Оказавшись неожиданным и трагическим образом единственным наследником и хозяином дома, львиную долю времени и денег он отдавал на усовершенствование жизни.
Предпочитал все делать своими руками. Несмотря на инвалидность ноги, каждый год самолично красил железную крышу дома карминной краской. Под причитания тети Лиды лез наверх по деревянной хлипкой лестнице и ползал по скатам, с грохотом подволакивая ортопедический ботинок, громко напевая лирические военные песни. Крыша потом сверкала, как пасхальное яичко.
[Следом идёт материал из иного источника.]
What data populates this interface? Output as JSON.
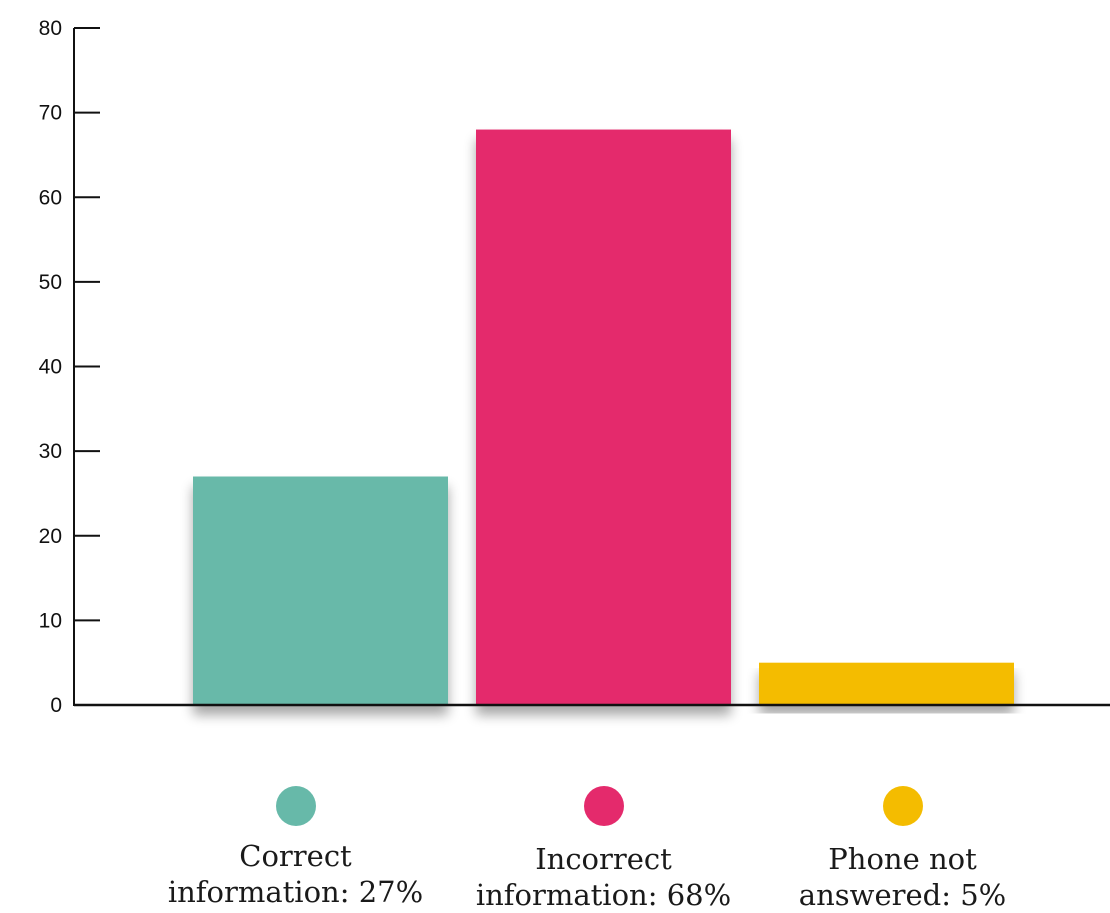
{
  "chart_data": {
    "type": "bar",
    "categories": [
      "Correct information: 27%",
      "Incorrect information: 68%",
      "Phone not answered: 5%"
    ],
    "values": [
      27,
      68,
      5
    ],
    "colors": [
      "#67b9a9",
      "#e42a6c",
      "#f4bc00"
    ],
    "ylim": [
      0,
      80
    ],
    "yticks": [
      "0",
      "10",
      "20",
      "30",
      "40",
      "50",
      "60",
      "70",
      "80"
    ],
    "grid": false,
    "legend_position": "bottom"
  },
  "legend": [
    {
      "line1": "Correct",
      "line2": "information: 27%",
      "color": "#67b9a9"
    },
    {
      "line1": "Incorrect",
      "line2": "information: 68%",
      "color": "#e42a6c"
    },
    {
      "line1": "Phone not",
      "line2": "answered: 5%",
      "color": "#f4bc00"
    }
  ]
}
Гораздо позже он изобрел хитроумное устройство «ванна — в кухне», а также пристроил теплый (зимний) туалет, который отличался от летнего разве что унитазом вместо дырки, а действовал похоже — наполнялся и «вичорпивался». Зимний туалет допускалось навещать только в холода. Летом же, если бывал дома, дядя строго следил за регулировкой движения, а также за наполнением драгоценной ямы. Каждого члена семьи, направлявшегося к заветной двери летом, строго допрашивал: «Ты помаленьку?! По-большому?!» — пока уже взрослая пятнадцатилетняя Ритка не послала его от всего сердца — в то время она посылала в задницу всех и уже заработала от любимого дядьки кличку «шалава» — пока еще незаслуженно. Но все это было позже, а пока семья, как и вся страна, ходила в баню или мылась в тазу, а за нуждой бегала на двор, в дощатую будку, с деликатным сердечком в щелястой двери.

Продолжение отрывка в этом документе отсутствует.